Library presentation explores the myth of J.R.R. Tolkien
By Jill Draper
Most people know the hugely popular “Lord of the Rings” film trilogy was adapted from books by J.R.R. Tolkien. An Englishman who survived trench warfare during World War I, he returned home to write a beloved series based on tales, poems, fictional histories and invented languages about a fantasy world called Arda and Middle Earth.
At 6 p.m. Thursday, Oct. 26, at the Red Bridge Library, Roberta Park will give a one-hour presentation on “Exploring the Mythology of J.R.R. Tolkien” with special emphasis on “The Silmarillion,” a lengthy manuscript published after his death that has been described as an atlas of nearly everything he conceived.
“A lot of people don’t realize the depth of the mythology that Tolkien created,” says Park, founding member and president of the local Tolkien Society chapter. She grew up reading his famous works like “The Hobbit” and “Lord of the Rings,” but only later discovered “The Silmarillion.”
“It’s a great book—his masterpiece, I think. I find something new every time I read it,” says Park, who notes that compared to other world-building series, Tolkien’s works contain a healing balm. “His message is that people are fundamentally good. For me, literature is all about escape. I don’t want to escape to some place like “The Game of Thrones” or “Dark Tower” where everybody is being murdered.”

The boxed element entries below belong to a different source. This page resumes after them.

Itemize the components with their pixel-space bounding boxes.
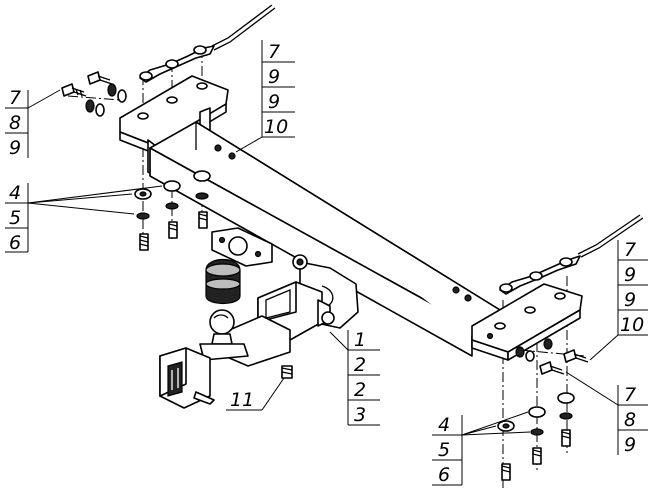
callout-label: 6 <box>9 232 21 254</box>
left-top-bolts <box>61 71 127 117</box>
callout-group-bottom-right: 4 5 6 <box>438 414 450 486</box>
ball-flange-plate <box>211 227 273 267</box>
callout-label: 9 <box>624 289 636 311</box>
callout-label: 7 <box>624 239 636 261</box>
cable-right <box>499 214 644 295</box>
callout-label: 9 <box>268 91 280 113</box>
callout-group-left-mid: 4 5 6 <box>9 182 21 254</box>
callout-label: 8 <box>624 409 636 431</box>
callout-label: 10 <box>264 116 288 138</box>
bolt-item-11 <box>281 365 293 379</box>
callout-label: 9 <box>9 137 21 159</box>
leader-lines <box>5 40 648 486</box>
right-mounting-bracket <box>471 283 583 361</box>
ball-cover <box>205 258 241 305</box>
cable-top <box>139 4 276 83</box>
callout-label: 10 <box>620 314 644 336</box>
callout-group-right-lower: 7 8 9 <box>624 384 636 456</box>
callout-group-center: 1 2 2 3 <box>354 329 366 426</box>
callout-label: 4 <box>438 414 450 436</box>
callout-label: 8 <box>9 112 21 134</box>
callout-label: 7 <box>9 87 21 109</box>
left-bottom-bolts-washers <box>134 170 211 251</box>
callout-label: 11 <box>230 389 254 411</box>
callout-label: 7 <box>268 41 280 63</box>
callout-label: 9 <box>624 264 636 286</box>
socket-cover <box>159 347 215 409</box>
callout-group-top-center: 7 9 9 10 <box>264 41 288 138</box>
callout-label: 3 <box>354 404 366 426</box>
right-side-bolts <box>515 338 589 375</box>
callout-label: 5 <box>438 439 450 461</box>
main-cross-beam <box>149 121 501 357</box>
callout-label: 2 <box>354 379 366 401</box>
callout-group-bottom-left: 11 <box>230 389 254 411</box>
callout-label: 6 <box>438 464 450 486</box>
callout-group-right-upper: 7 9 9 10 <box>620 239 644 336</box>
callout-label: 2 <box>354 354 366 376</box>
callout-group-top-left: 7 8 9 <box>9 87 21 159</box>
right-bottom-bolts-washers <box>497 392 575 481</box>
callout-label: 9 <box>624 434 636 456</box>
callout-label: 7 <box>624 384 636 406</box>
tow-ball <box>199 309 249 361</box>
callout-label: 1 <box>354 329 366 351</box>
callout-label: 4 <box>9 182 21 204</box>
hitch-receiver-assembly <box>219 254 359 367</box>
callout-label: 5 <box>9 207 21 229</box>
callout-label: 9 <box>268 66 280 88</box>
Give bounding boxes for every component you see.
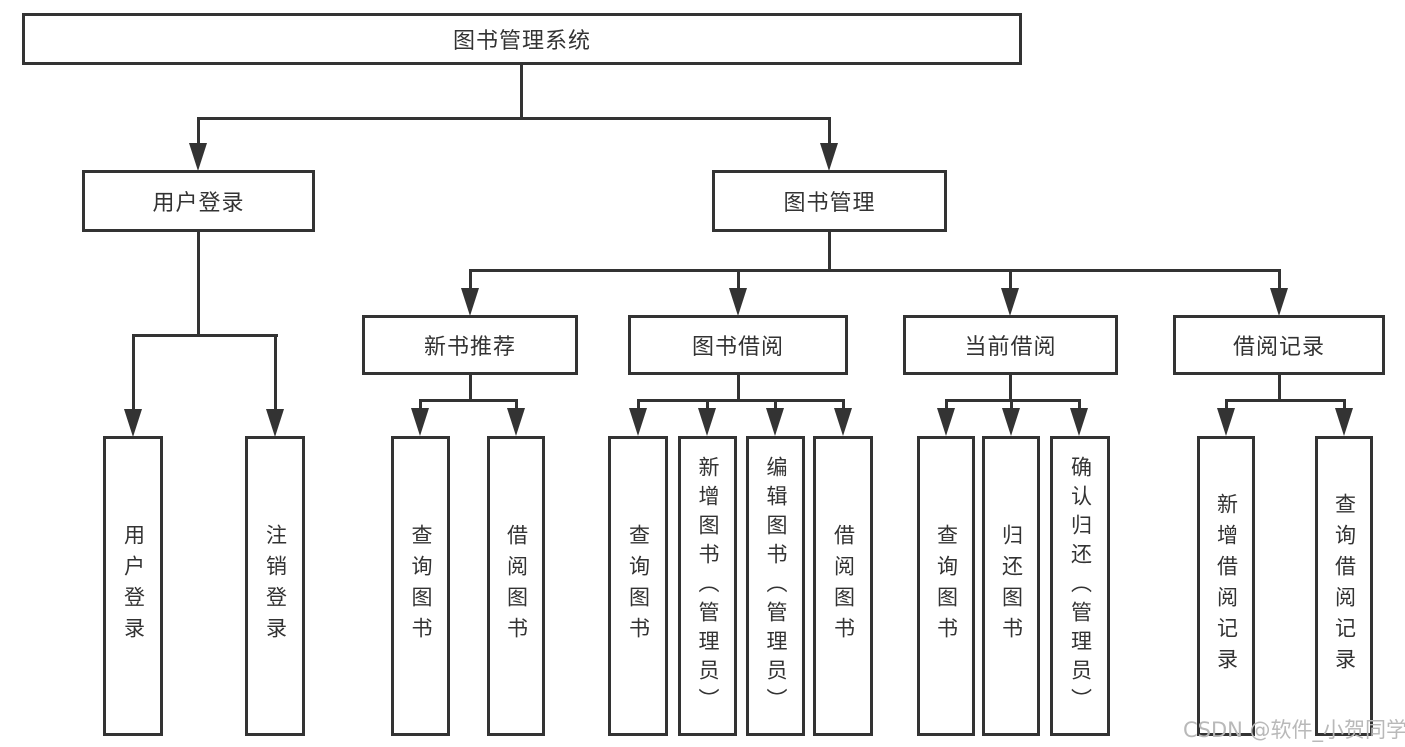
arrowhead-down-icon (766, 408, 784, 436)
leaf-user-login: 用户登录 (103, 436, 163, 736)
leaf-nb-query-books: 查询图书 (391, 436, 450, 736)
arrowhead-down-icon (629, 408, 647, 436)
arrowhead-down-icon (411, 408, 429, 436)
connector-v (132, 334, 135, 412)
leaf-logout: 注销登录 (245, 436, 305, 736)
connector-v (1010, 399, 1013, 411)
node-user-login: 用户登录 (82, 170, 315, 232)
connector-h (197, 117, 831, 120)
connector-v (774, 399, 777, 411)
connector-v (520, 64, 523, 120)
connector-h (637, 399, 844, 402)
leaf-cb-return-books: 归还图书 (982, 436, 1040, 736)
node-book-borrowing: 图书借阅 (628, 315, 848, 375)
leaf-bb-borrow-books: 借阅图书 (813, 436, 873, 736)
arrowhead-down-icon (266, 409, 284, 437)
leaf-cb-confirm-return-admin: 确认归还（管理员） (1050, 436, 1110, 736)
connector-v (828, 232, 831, 272)
connector-v (737, 375, 740, 402)
node-root-library-system: 图书管理系统 (22, 13, 1022, 65)
arrowhead-down-icon (834, 408, 852, 436)
connector-h (419, 399, 518, 402)
connector-v (1343, 399, 1346, 411)
leaf-bb-query-books: 查询图书 (608, 436, 668, 736)
arrowhead-down-icon (1270, 288, 1288, 316)
arrowhead-down-icon (1001, 288, 1019, 316)
leaf-nb-borrow-books: 借阅图书 (487, 436, 545, 736)
arrowhead-down-icon (507, 408, 525, 436)
connector-v (274, 334, 277, 412)
connector-v (1278, 375, 1281, 402)
node-new-book-recommend: 新书推荐 (362, 315, 578, 375)
arrowhead-down-icon (820, 143, 838, 171)
connector-v (1009, 375, 1012, 402)
arrowhead-down-icon (189, 143, 207, 171)
connector-v (515, 399, 518, 411)
connector-v (1225, 399, 1228, 411)
connector-v (842, 399, 845, 411)
connector-v (1278, 269, 1281, 291)
arrowhead-down-icon (1217, 408, 1235, 436)
arrowhead-down-icon (1335, 408, 1353, 436)
arrowhead-down-icon (937, 408, 955, 436)
connector-v (706, 399, 709, 411)
connector-v (828, 117, 831, 152)
connector-v (945, 399, 948, 411)
connector-h (1225, 399, 1346, 402)
connector-h (469, 269, 1281, 272)
arrowhead-down-icon (729, 288, 747, 316)
arrowhead-down-icon (1002, 408, 1020, 436)
leaf-cb-query-books: 查询图书 (917, 436, 975, 736)
leaf-bb-edit-books-admin: 编辑图书（管理员） (746, 436, 805, 736)
connector-h (132, 334, 278, 337)
connector-v (419, 399, 422, 411)
node-current-borrowing: 当前借阅 (903, 315, 1118, 375)
connector-v (1078, 399, 1081, 411)
connector-v (637, 399, 640, 411)
csdn-watermark: CSDN @软件_小贺同学 (1183, 718, 1405, 742)
arrowhead-down-icon (461, 288, 479, 316)
connector-v (1009, 269, 1012, 291)
connector-v (469, 375, 472, 402)
connector-v (469, 269, 472, 291)
connector-h (945, 399, 1081, 402)
arrowhead-down-icon (698, 408, 716, 436)
arrowhead-down-icon (124, 409, 142, 437)
connector-v (197, 232, 200, 337)
node-borrowing-records: 借阅记录 (1173, 315, 1385, 375)
leaf-br-add-record: 新增借阅记录 (1197, 436, 1255, 736)
leaf-bb-add-books-admin: 新增图书（管理员） (678, 436, 737, 736)
arrowhead-down-icon (1070, 408, 1088, 436)
leaf-br-query-record: 查询借阅记录 (1315, 436, 1373, 736)
connector-v (197, 117, 200, 152)
connector-v (737, 269, 740, 291)
node-book-management: 图书管理 (712, 170, 947, 232)
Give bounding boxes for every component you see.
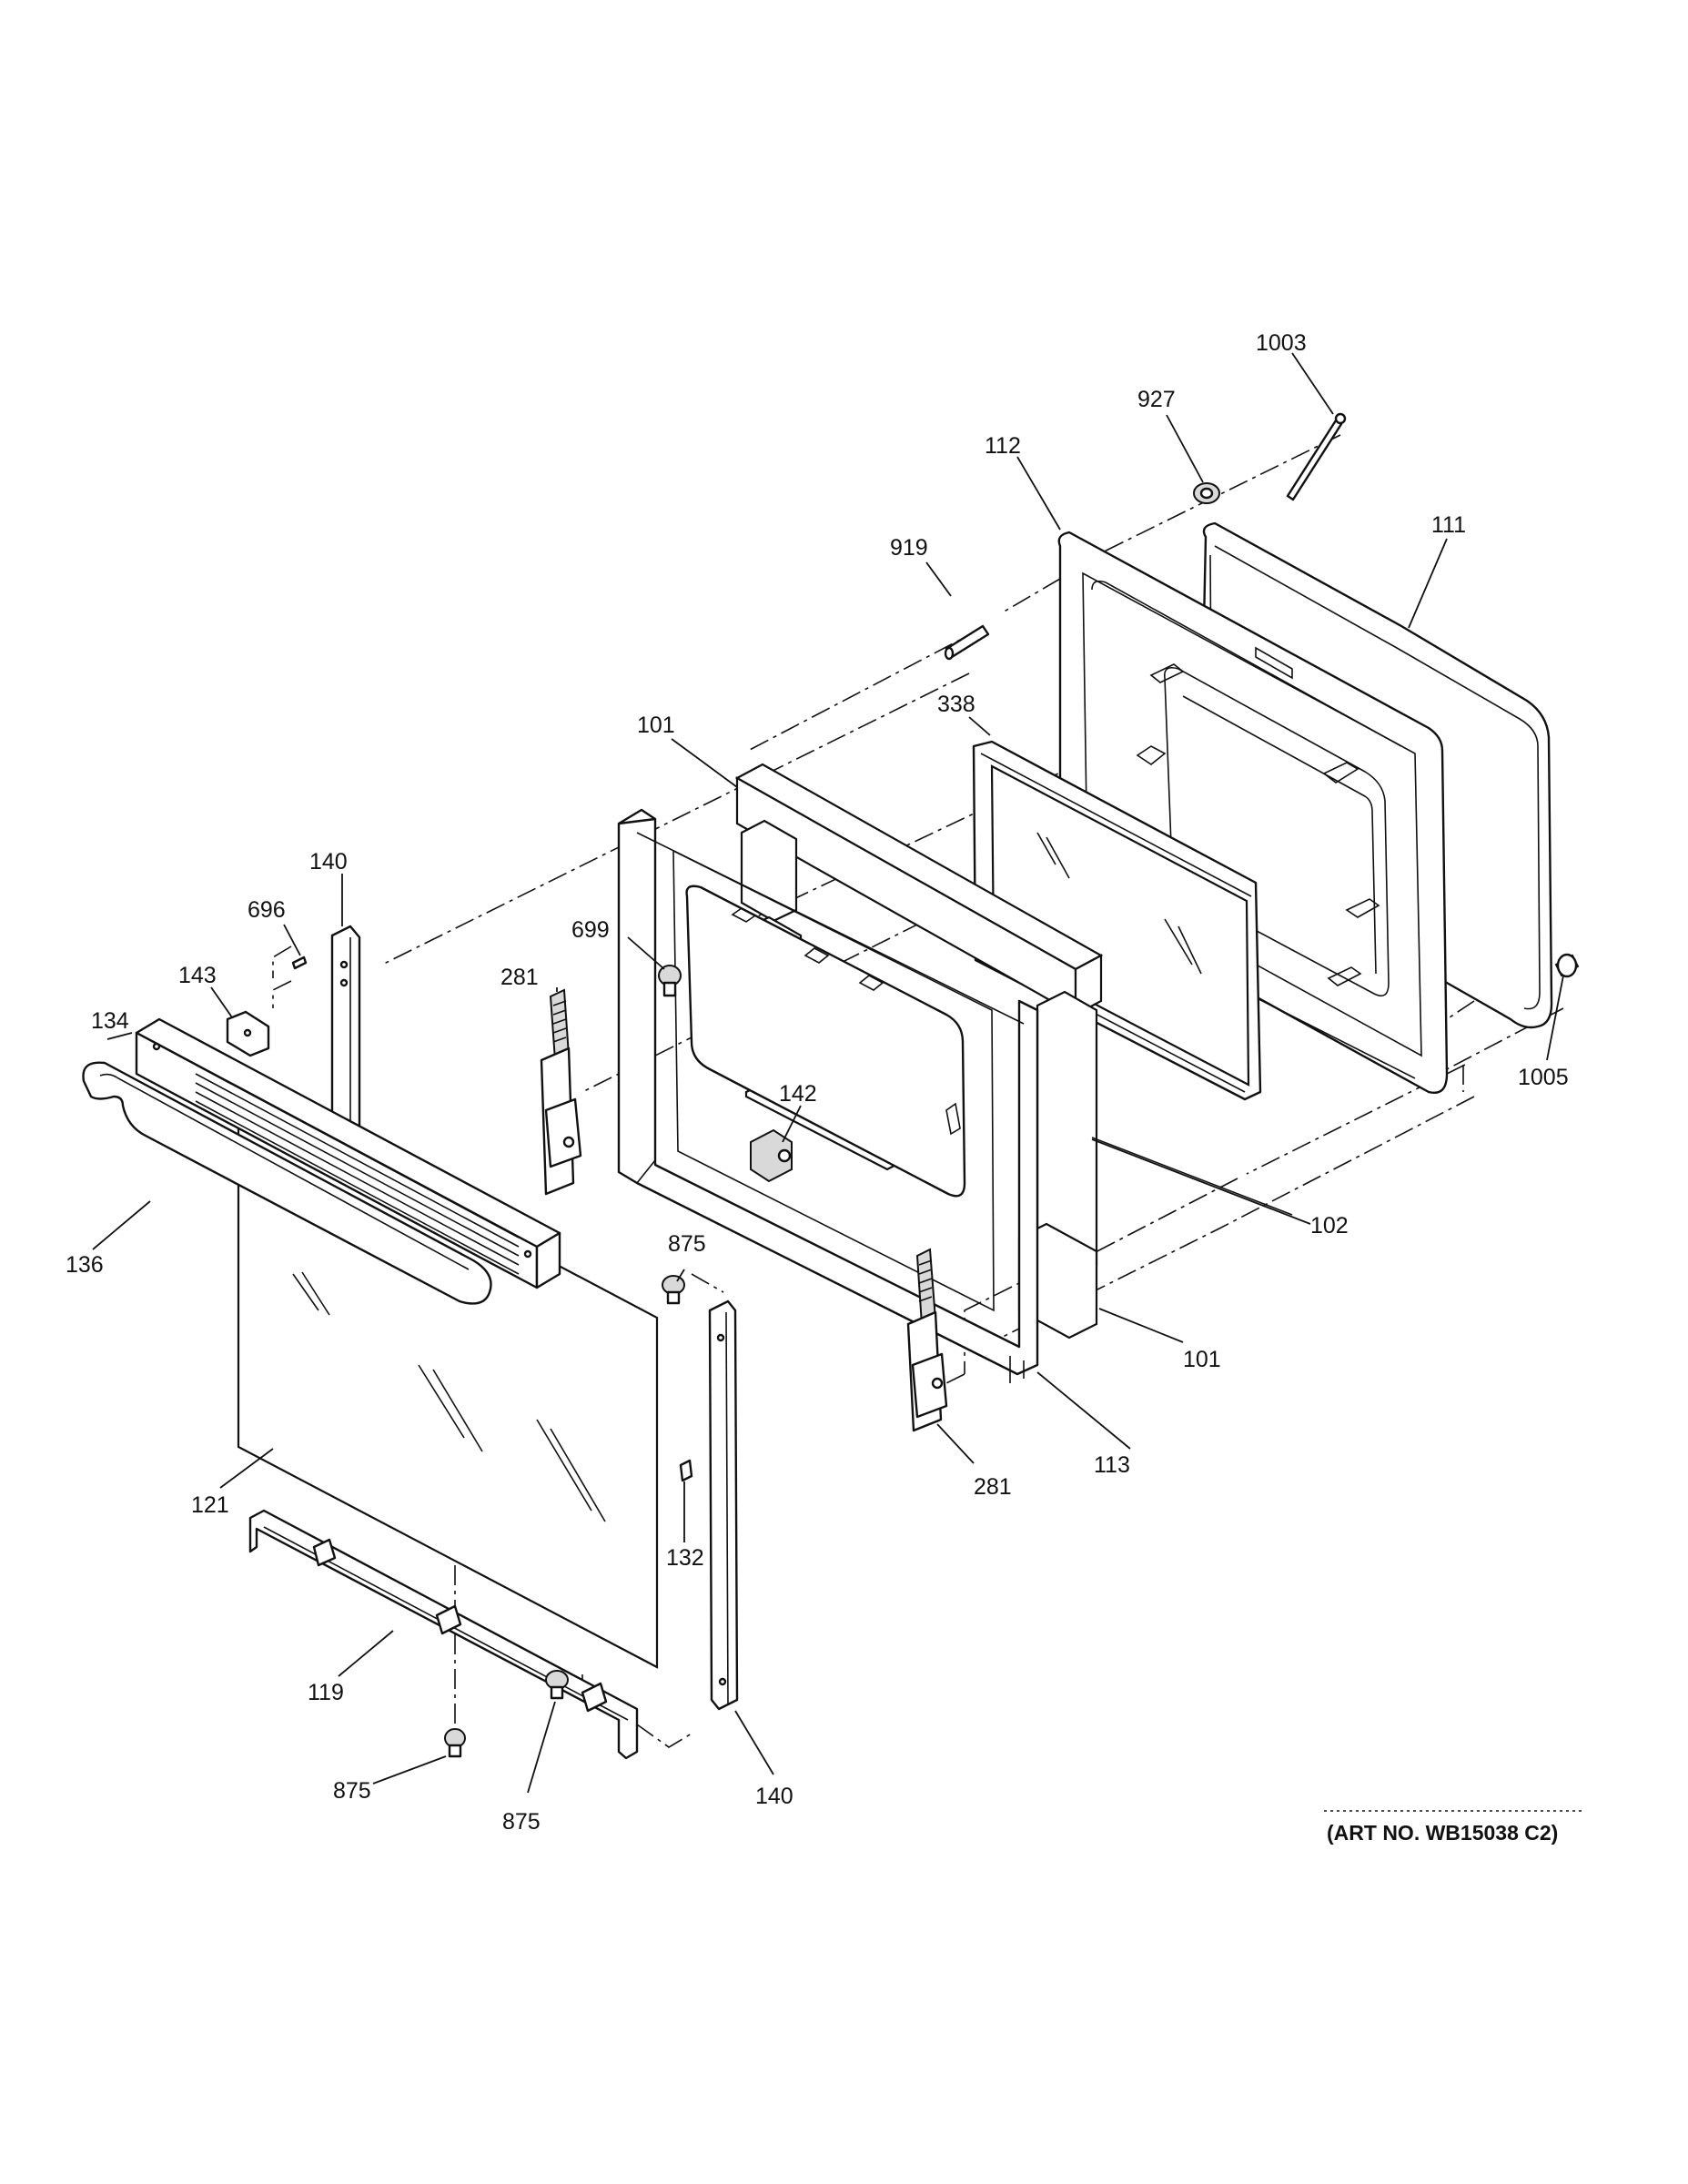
door-frame-113: [617, 808, 1039, 1383]
callout-875-bottom: 875: [502, 1809, 541, 1835]
callout-142: 142: [779, 1081, 817, 1107]
insulation-102: [1091, 1137, 1293, 1216]
bottom-trim-119: [248, 1509, 639, 1760]
callout-875-upper: 875: [668, 1231, 706, 1257]
callout-919: 919: [890, 535, 928, 561]
screw-699: [658, 965, 682, 997]
washer-927: [1193, 482, 1220, 504]
hinge-281-right: [906, 1248, 948, 1432]
callout-121: 121: [191, 1492, 229, 1518]
clip-132: [679, 1459, 693, 1482]
door-handle-136: [82, 1061, 492, 1305]
callout-875-left: 875: [333, 1778, 371, 1804]
callout-1005: 1005: [1518, 1065, 1569, 1090]
side-rail-140-right: [708, 1299, 739, 1711]
bracket-143: [226, 1010, 270, 1057]
callout-281-lower: 281: [974, 1474, 1012, 1500]
callout-labels: 1003 927 112 111 919 338 101 140 696 699…: [66, 330, 1569, 1835]
callout-699: 699: [571, 917, 610, 943]
art-number: (ART NO. WB15038 C2): [1327, 1821, 1558, 1845]
callout-132: 132: [666, 1545, 704, 1571]
callout-143: 143: [178, 963, 217, 988]
callout-134: 134: [91, 1008, 129, 1034]
callout-140-left: 140: [309, 849, 348, 875]
callout-140-right: 140: [755, 1784, 793, 1809]
callout-136: 136: [66, 1252, 104, 1278]
callout-112: 112: [985, 433, 1021, 459]
callout-119: 119: [308, 1680, 344, 1705]
screw-875-lower-left: [444, 1728, 466, 1758]
screw-875-lower-right: [545, 1670, 569, 1700]
screw-1005: [1554, 953, 1580, 978]
pin-919: [944, 624, 990, 661]
inner-glass-338: [972, 740, 1262, 1101]
latch-142: [750, 1128, 793, 1183]
callout-696: 696: [248, 897, 286, 923]
callout-101-top: 101: [637, 713, 675, 738]
callout-338: 338: [937, 692, 975, 717]
callout-113: 113: [1094, 1452, 1130, 1478]
screw-1003: [1286, 412, 1347, 501]
callout-281-upper: 281: [500, 965, 539, 990]
hinge-281-left: [540, 988, 582, 1196]
leader-lines: [92, 352, 1564, 1794]
callout-927: 927: [1137, 387, 1176, 412]
callout-1003: 1003: [1256, 330, 1307, 356]
callout-101-bottom: 101: [1183, 1347, 1221, 1372]
screw-875-upper: [662, 1275, 685, 1305]
callout-111: 111: [1431, 512, 1466, 538]
callout-102: 102: [1310, 1213, 1349, 1239]
vent-trim-134: [135, 1017, 561, 1289]
screw-696: [291, 956, 308, 970]
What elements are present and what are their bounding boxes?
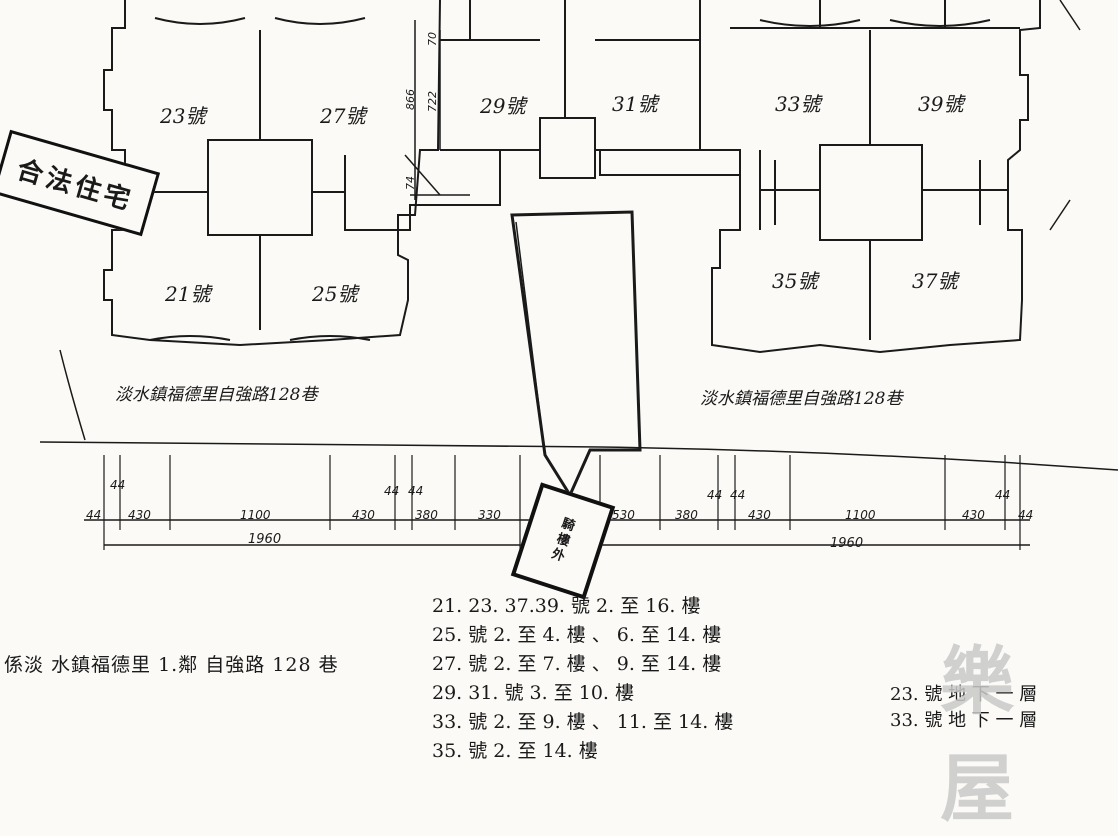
dim-44-tick-7: 44 [1018,508,1034,522]
dim-330: 330 [478,508,501,522]
dim-380-a: 380 [415,508,438,522]
dim-530: 530 [612,508,635,522]
unit-label-25: 25號 [312,282,358,306]
floor-note-5: 33. 號 2. 至 9. 樓 、 11. 至 14. 樓 [432,711,734,733]
unit-label-35: 35號 [772,269,818,293]
floor-note-4: 29. 31. 號 3. 至 10. 樓 [432,682,635,704]
dim-430-b: 430 [352,508,375,522]
vertical-dim-722: 722 [426,91,439,112]
left-core [207,139,313,236]
address-text: 係淡 水鎮福德里 1.鄰 自強路 128 巷 [4,654,339,676]
arcade-outline [510,210,642,499]
floor-note-6: 35. 號 2. 至 14. 樓 [432,740,598,762]
dim-430-c: 430 [748,508,771,522]
vertical-dim-70: 70 [426,32,439,46]
dim-430-a: 430 [128,508,151,522]
unit-label-21: 21號 [165,282,211,306]
dim-44-tick-4: 44 [707,488,723,502]
right-core [819,144,923,241]
dim-44-a: 44 [86,508,102,522]
dim-44-tick-6: 44 [995,488,1011,502]
floor-note-1: 21. 23. 37.39. 號 2. 至 16. 樓 [432,595,701,617]
watermark-logo: 樂屋 [940,639,1014,832]
dim-1100-b: 1100 [845,508,876,522]
dim-44-tick-5: 44 [730,488,746,502]
dim-1100-a: 1100 [240,508,271,522]
floor-note-2: 25. 號 2. 至 4. 樓 、 6. 至 14. 樓 [432,624,722,646]
dim-44-tick-1: 44 [110,478,126,492]
unit-label-27: 27號 [320,104,366,128]
floor-plan-drawing [39,0,1118,550]
road-label-right: 淡水鎮福德里自強路128巷 [700,389,903,409]
unit-label-39: 39號 [918,92,964,116]
basement-notes: 23. 號 地 下 一 層 33. 號 地 下 一 層 [890,682,1037,734]
dim-430-d: 430 [962,508,985,522]
basement-note-2: 33. 號 地 下 一 層 [890,710,1038,731]
dim-380-b: 380 [675,508,698,522]
floor-note-3: 27. 號 2. 至 7. 樓 、 9. 至 14. 樓 [432,653,722,675]
left-building-outline [103,0,441,347]
unit-label-29: 29號 [480,94,526,118]
dim-44-tick-2: 44 [384,484,400,498]
stamp-mid-line-3: 外 [549,546,567,565]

According to Park, Tolkien believed that England had its own language, culture and mythology before the Norman Conquest in 1066, but most evidence was destroyed by the invaders. “His linguistic studies and his research into the evolution of language, including the invention of several forms of Elvish, was a way to fill that void,” Park says.
Her lecture on Tolkien’s hierarchy of gods, demigods, demons and the creation of the universe will include a PowerPoint show with pictures and quotes, followed by a question-and-answer period. To make a reservation, go to mymcpl.org/events.